Concrete has a split personality: it's fantastically strong when you squeeze it, but it cracks easily the moment you stretch it. That matters the instant you make a beam. Press down in the middle of a concrete beam and the top gets squeezed, which concrete loves, but the bottom gets stretched, and that's where plain concrete cracks and snaps. The fix is simple and brilliant: lay steel bars along the underside, exactly where the stretching happens. Steel is superb at being pulled, so it takes over the stretching while the concrete handles the squeezing, and together they hold huge loads. Load a plain beam in the simulator and watch its underside crack, then switch on the rebar and load it again.
Most people think concrete is simply a strong material that fails when there is not enough of it. In fact concrete is strong squeezed but cracks when stretched, at only a tenth its compressive strength. A loaded beam stretches along its underside, so that is exactly where the steel must go.
What's actually happening
Concrete looks like the perfect building material, and for one kind of load it is. Squeeze it (load it in compression, the way the stones of an arch press on each other) and it's tremendously strong, which is why you can build a tall column or a thick wall out of it and pile floors on top. But concrete has a glaring weakness that shows up the moment you bend it: it is hopeless under tension, the pulling-apart kind of load. Its tensile strength is only about a tenth of its compressive strength, so wherever concrete is stretched, it cracks, and once a crack starts it runs and the piece fails. On its own, concrete is a one-trick material that only wants to be pushed, never pulled.

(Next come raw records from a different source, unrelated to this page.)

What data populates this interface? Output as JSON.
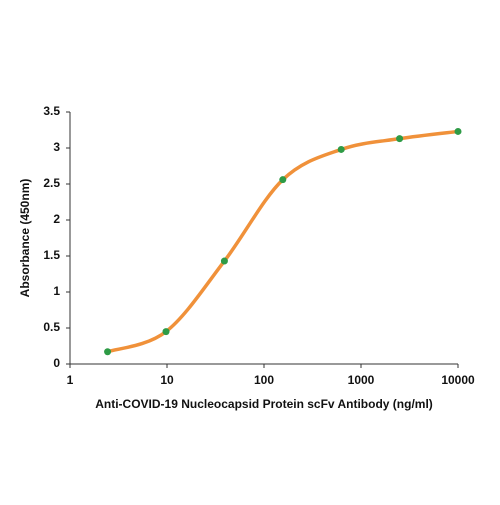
{
  "chart_data": {
    "type": "line",
    "x_label": "Anti-COVID-19  Nucleocapsid Protein scFv Antibody (ng/ml)",
    "y_label": "Absorbance (450nm)",
    "x": [
      2.44,
      9.77,
      39.06,
      156.25,
      625,
      2500,
      10000
    ],
    "series": [
      {
        "color": "#f0913a",
        "marker_color": "#2e9b46",
        "values": [
          0.17,
          0.45,
          1.43,
          2.56,
          2.98,
          3.13,
          3.23
        ]
      }
    ],
    "x_log": true,
    "smooth": true,
    "xlim": [
      1,
      10000
    ],
    "xticks": [
      1,
      10,
      100,
      1000,
      10000
    ],
    "ylim": [
      0,
      3.5
    ],
    "yticks": [
      0,
      0.5,
      1,
      1.5,
      2,
      2.5,
      3,
      3.5
    ],
    "grid": false
  }
}
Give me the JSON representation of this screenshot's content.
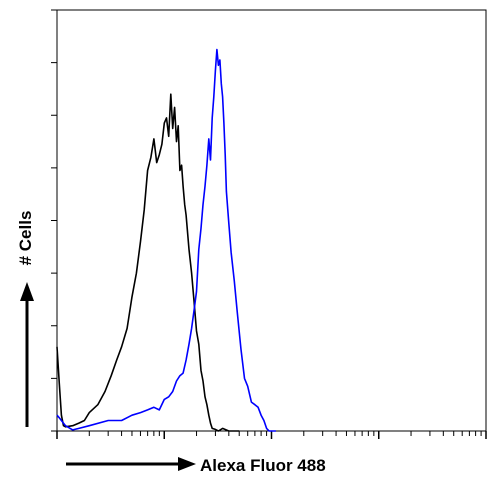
{
  "chart_data": {
    "type": "area",
    "xlabel": "Alexa Fluor 488",
    "ylabel": "# Cells",
    "x_scale": "log",
    "xlim": [
      1,
      10000
    ],
    "ylim": [
      0,
      8
    ],
    "grid": false,
    "series": [
      {
        "color": "#000000",
        "x": [
          1.0,
          1.05,
          1.1,
          1.15,
          1.2,
          1.4,
          1.6,
          1.8,
          2.0,
          2.4,
          2.8,
          3.2,
          3.6,
          4.0,
          4.5,
          5.0,
          5.5,
          6.0,
          6.5,
          7.0,
          7.5,
          8.0,
          8.5,
          9.0,
          9.5,
          10.0,
          10.5,
          11.0,
          11.5,
          12.0,
          12.5,
          13.0,
          13.5,
          14.0,
          14.5,
          15.0,
          15.5,
          16.0,
          17.0,
          18.0,
          19.0,
          20.0,
          21.0,
          22.0,
          23.0,
          24.0,
          25.0,
          26.0,
          27.0,
          28.0,
          30.0,
          32.0,
          35.0,
          40.0,
          45.0,
          50.0
        ],
        "y": [
          1.6,
          0.9,
          0.3,
          0.1,
          0.08,
          0.1,
          0.15,
          0.2,
          0.35,
          0.5,
          0.75,
          1.05,
          1.35,
          1.6,
          1.95,
          2.55,
          3.0,
          3.6,
          4.2,
          4.95,
          5.2,
          5.55,
          5.1,
          5.25,
          5.45,
          5.85,
          5.95,
          5.6,
          6.4,
          5.75,
          6.15,
          5.5,
          5.8,
          4.95,
          5.05,
          4.65,
          4.3,
          4.1,
          3.45,
          3.0,
          2.45,
          1.9,
          1.65,
          1.15,
          0.95,
          0.65,
          0.5,
          0.3,
          0.15,
          0.05,
          0.03,
          0.0,
          0.05,
          0.0,
          0.0,
          0.0
        ]
      },
      {
        "color": "#0000ff",
        "x": [
          1.0,
          1.05,
          1.1,
          1.2,
          1.4,
          1.6,
          2.0,
          3.0,
          4.0,
          5.0,
          6.0,
          7.0,
          8.0,
          9.0,
          10.0,
          11.0,
          12.0,
          13.0,
          14.0,
          15.0,
          16.0,
          17.0,
          18.0,
          19.0,
          20.0,
          21.0,
          22.0,
          23.0,
          24.0,
          25.0,
          26.0,
          27.0,
          28.0,
          29.0,
          30.0,
          31.0,
          32.0,
          33.0,
          34.0,
          35.0,
          36.0,
          37.0,
          38.0,
          40.0,
          42.0,
          45.0,
          48.0,
          52.0,
          56.0,
          60.0,
          65.0,
          70.0,
          75.0,
          80.0,
          85.0,
          90.0,
          95.0,
          100.0,
          110.0
        ],
        "y": [
          0.3,
          0.25,
          0.2,
          0.1,
          0.02,
          0.05,
          0.1,
          0.2,
          0.2,
          0.3,
          0.35,
          0.4,
          0.45,
          0.4,
          0.6,
          0.65,
          0.75,
          0.95,
          1.05,
          1.1,
          1.35,
          1.65,
          1.95,
          2.3,
          2.65,
          3.45,
          3.85,
          4.3,
          4.65,
          5.05,
          5.55,
          5.15,
          5.95,
          6.35,
          6.85,
          7.25,
          6.95,
          7.05,
          6.6,
          6.35,
          5.85,
          5.25,
          4.55,
          3.95,
          3.4,
          2.85,
          2.25,
          1.55,
          1.0,
          0.85,
          0.55,
          0.5,
          0.45,
          0.3,
          0.2,
          0.05,
          0.0,
          0.0,
          0.0
        ]
      }
    ]
  }
}
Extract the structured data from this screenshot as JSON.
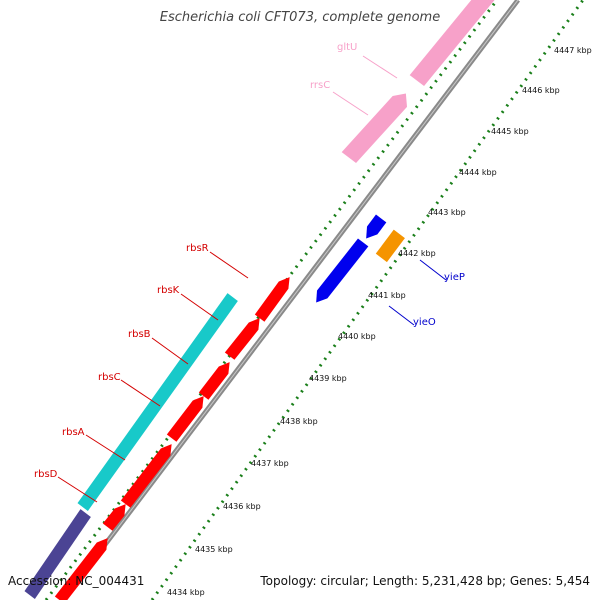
{
  "title": "Escherichia coli CFT073, complete genome",
  "footer": {
    "accession": "Accession: NC_004431",
    "summary": "Topology: circular; Length: 5,231,428 bp; Genes: 5,454"
  },
  "scale_labels": [
    "4434 kbp",
    "4435 kbp",
    "4436 kbp",
    "4437 kbp",
    "4438 kbp",
    "4439 kbp",
    "4440 kbp",
    "4441 kbp",
    "4442 kbp",
    "4443 kbp",
    "4444 kbp",
    "4445 kbp",
    "4446 kbp",
    "4447 kbp"
  ],
  "genes": {
    "gltU": "gltU",
    "rrsC": "rrsC",
    "rbsR": "rbsR",
    "rbsK": "rbsK",
    "rbsB": "rbsB",
    "rbsC": "rbsC",
    "rbsA": "rbsA",
    "rbsD": "rbsD",
    "yieP": "yieP",
    "yieO": "yieO"
  },
  "colors": {
    "rRNA": "#f7a1c9",
    "cds_red": "#ff0000",
    "cds_teal": "#18c9c9",
    "cds_blue": "#0000ee",
    "cds_orange": "#f59400",
    "cds_purple": "#4b4494",
    "tick_green": "#1a7f1a",
    "backbone": "#808080",
    "label_red": "#d40000",
    "label_pink": "#f7a1c9",
    "label_blue": "#0000cc"
  }
}
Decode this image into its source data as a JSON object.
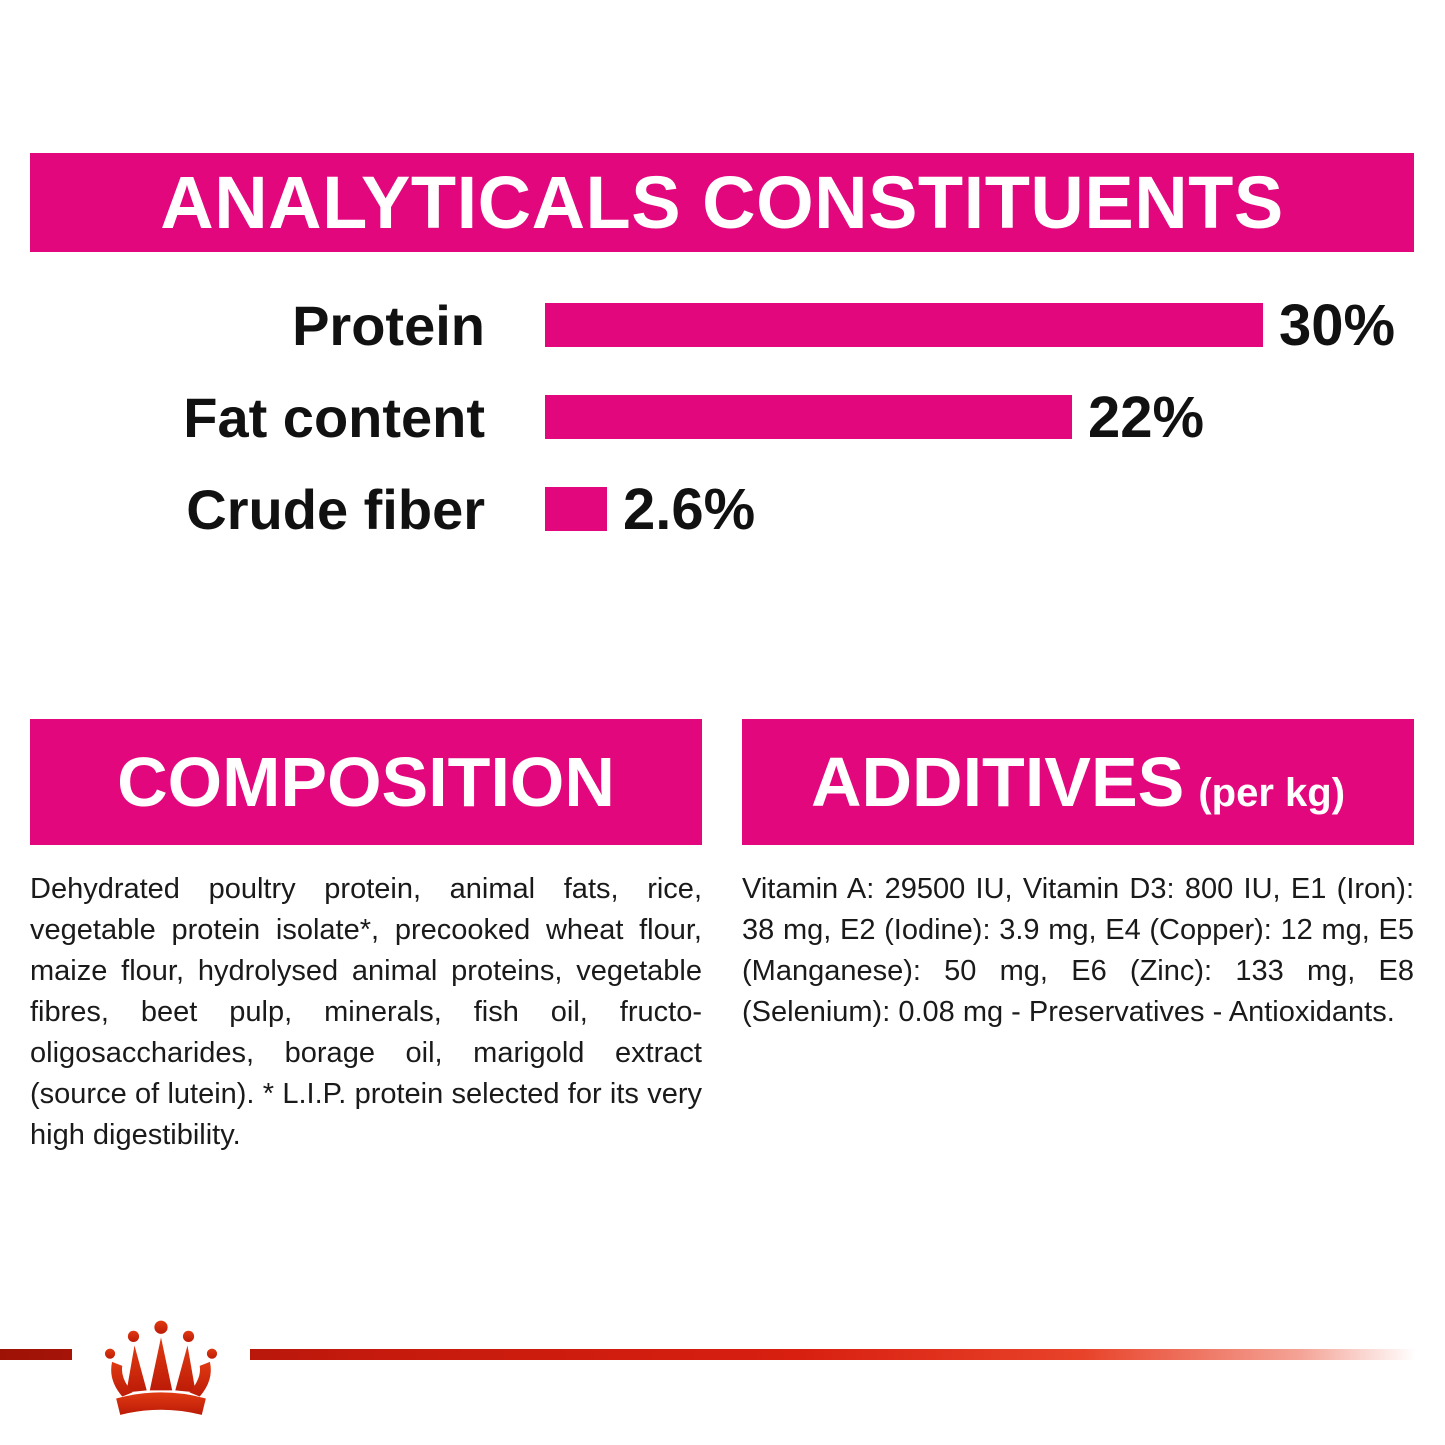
{
  "colors": {
    "pink": "#E2077D",
    "red": "#D21E0C",
    "text": "#1A1A1A"
  },
  "analyticals_banner": {
    "title": "ANALYTICALS CONSTITUENTS"
  },
  "chart_data": {
    "type": "bar",
    "orientation": "horizontal",
    "title": "ANALYTICALS CONSTITUENTS",
    "categories": [
      "Protein",
      "Fat content",
      "Crude fiber"
    ],
    "values": [
      30,
      22,
      2.6
    ],
    "value_labels": [
      "30%",
      "22%",
      "2.6%"
    ],
    "unit": "%",
    "xlim": [
      0,
      30
    ],
    "bar_color": "#E2077D",
    "grid": false,
    "legend": false
  },
  "composition": {
    "title": "COMPOSITION",
    "body": "Dehydrated poultry protein, animal fats, rice, vegetable protein isolate*, precooked wheat flour, maize flour, hydrolysed animal proteins, vegetable fibres, beet pulp, minerals, fish oil, fructo-oligosaccharides, borage oil, marigold extract (source of lutein). * L.I.P. protein selected for its very high digestibility."
  },
  "additives": {
    "title": "ADDITIVES",
    "per_kg_label": "(per kg)",
    "body": "Vitamin A: 29500 IU, Vitamin D3: 800 IU, E1 (Iron): 38 mg, E2 (Iodine): 3.9 mg, E4 (Copper): 12 mg, E5 (Manganese): 50 mg, E6 (Zinc): 133 mg, E8 (Selenium): 0.08 mg - Preservatives - Antioxidants.",
    "logo": "royal-canin-crown"
  }
}
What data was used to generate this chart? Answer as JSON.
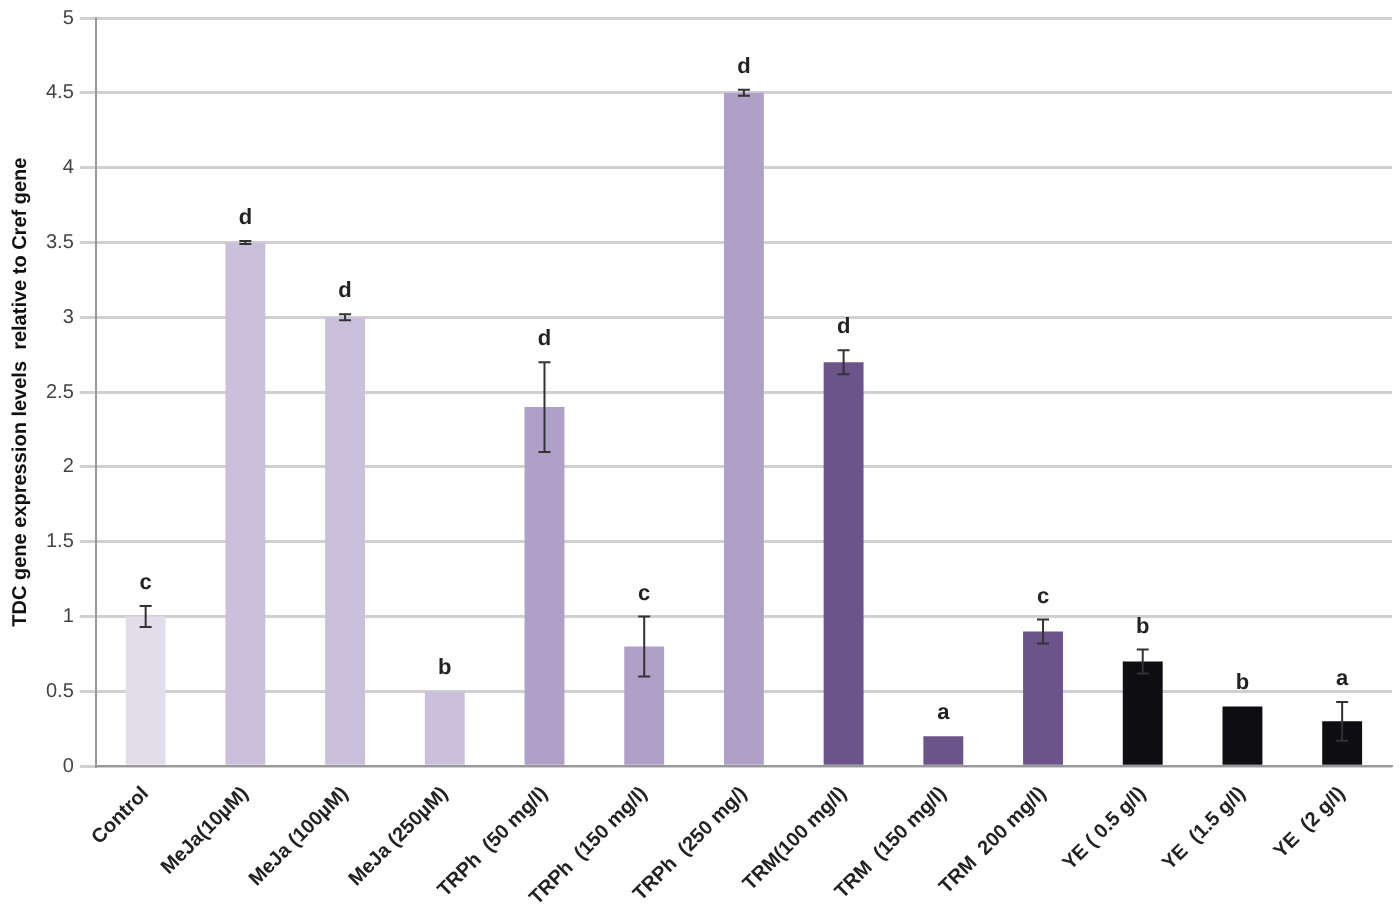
{
  "chart_data": {
    "type": "bar",
    "ylabel": "TDC gene expression levels  relative to Cref gene",
    "categories": [
      "Control",
      "MeJa(10µM)",
      "MeJa (100µM)",
      "MeJa (250µM)",
      "TRPh  (50 mg/l)",
      "TRPh  (150 mg/l)",
      "TRPh  (250 mg/)",
      "TRM(100 mg/l)",
      "TRM  (150 mg/l)",
      "TRM  200 mg/l)",
      "YE ( 0.5 g/l)",
      "YE  (1.5 g/l)",
      "YE  (2 g/l)"
    ],
    "values": [
      1.0,
      3.5,
      3.0,
      0.5,
      2.4,
      0.8,
      4.5,
      2.7,
      0.2,
      0.9,
      0.7,
      0.4,
      0.3
    ],
    "errors": [
      0.07,
      0.01,
      0.02,
      null,
      0.3,
      0.2,
      0.02,
      0.08,
      null,
      0.08,
      0.08,
      null,
      0.13
    ],
    "colors": [
      "#e3dcea",
      "#cbc0dc",
      "#cbc0dc",
      "#cbc0dc",
      "#b0a0c8",
      "#b0a0c8",
      "#b0a0c8",
      "#6b5489",
      "#6b5489",
      "#6b5489",
      "#0d0d12",
      "#0d0d12",
      "#0d0d12"
    ],
    "annotations": [
      {
        "text": "c",
        "x": "Control",
        "y": 1.07
      },
      {
        "text": "d",
        "x": "MeJa(10µM)",
        "y": 3.51
      },
      {
        "text": "d",
        "x": "MeJa (100µM)",
        "y": 3.02
      },
      {
        "text": "b",
        "x": "MeJa (250µM)",
        "y": 0.5
      },
      {
        "text": "d",
        "x": "TRPh  (50 mg/l)",
        "y": 2.7
      },
      {
        "text": "c",
        "x": "TRPh  (150 mg/l)",
        "y": 1.0
      },
      {
        "text": "d",
        "x": "TRPh  (250 mg/)",
        "y": 4.52
      },
      {
        "text": "d",
        "x": "TRM(100 mg/l)",
        "y": 2.78
      },
      {
        "text": "a",
        "x": "TRM  (150 mg/l)",
        "y": 0.2
      },
      {
        "text": "c",
        "x": "TRM  200 mg/l)",
        "y": 0.98
      },
      {
        "text": "b",
        "x": "YE ( 0.5 g/l)",
        "y": 0.78
      },
      {
        "text": "b",
        "x": "YE  (1.5 g/l)",
        "y": 0.4
      },
      {
        "text": "a",
        "x": "YE  (2 g/l)",
        "y": 0.43
      }
    ],
    "ylim": [
      0,
      5
    ],
    "yticks": [
      0,
      0.5,
      1,
      1.5,
      2,
      2.5,
      3,
      3.5,
      4,
      4.5,
      5
    ],
    "grid": "y",
    "legend": false
  }
}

The trouble is that almost any horizontal beam gets pulled somewhere. Lay a concrete beam across two supports and load the middle, and it bends: imagine the beam curving into a faint smile. The top edge of that curve is being shortened, compressed, and concrete is delighted. But the bottom edge is being lengthened, stretched, and that is concrete's nightmare. So a plain concrete beam, however thick, cracks along its underside and breaks under a load the same beam could easily have carried in pure compression. The weakness isn't the amount of concrete; it's that the load has created a stretched zone the concrete can't survive.
The solution, worked out in the nineteenth century, is almost absurdly neat: put a material that loves being stretched exactly where the stretching is. Steel is strong in tension and bends without snapping, so embedding steel bars, rebar, along the underside of the beam lets the steel carry the tension while the concrete carries the compression up top. The two become a composite, each doing what it's best at, and the beam now holds many times the load. A crucial bit of luck makes it all possible: steel and concrete expand by almost the same amount when heated, so a hot summer doesn't shear them apart, and the alkaline concrete even protects the steel from rusting. This single pairing (concrete for the squeeze, steel for the stretch) is the backbone of nearly every bridge, building, and motorway on Earth.
Concrete takes the squeeze and steel takes the stretch, and pairing them in the tension zone is the backbone of nearly every bridge and building on Earth.
- 1Cast two small beams of plaster of Paris in a mould, and into one of them lay a length of wire or a few toothpicks along what will be the bottom face.
- 2Once set, rest each beam across two supports and press down in the middle: the plain plaster snaps cleanly along its stretched underside.
- 3The one with wire in the bottom resists far more before it gives, and even when it cracks it holds together — the embedded reinforcement is carrying the tension the plaster couldn't.
Common questions
Load the middle of a beam and it bends into a faint smile: the top is compressed, which concrete loves, but the underside is stretched, which concrete cannot survive, so it cracks there and fails.
Steel is strong and bends without snapping under tension, so it takes the pull while concrete takes the squeeze. A crucial bit of luck is that steel and concrete expand by almost the same amount when heated, so temperature swings do not shear them apart.
Modern beams often have their steel pulled tight before the load arrives, putting the whole concrete into compression first. Even the underside is then being squeezed, so it takes a huge load before any part is ever stretched.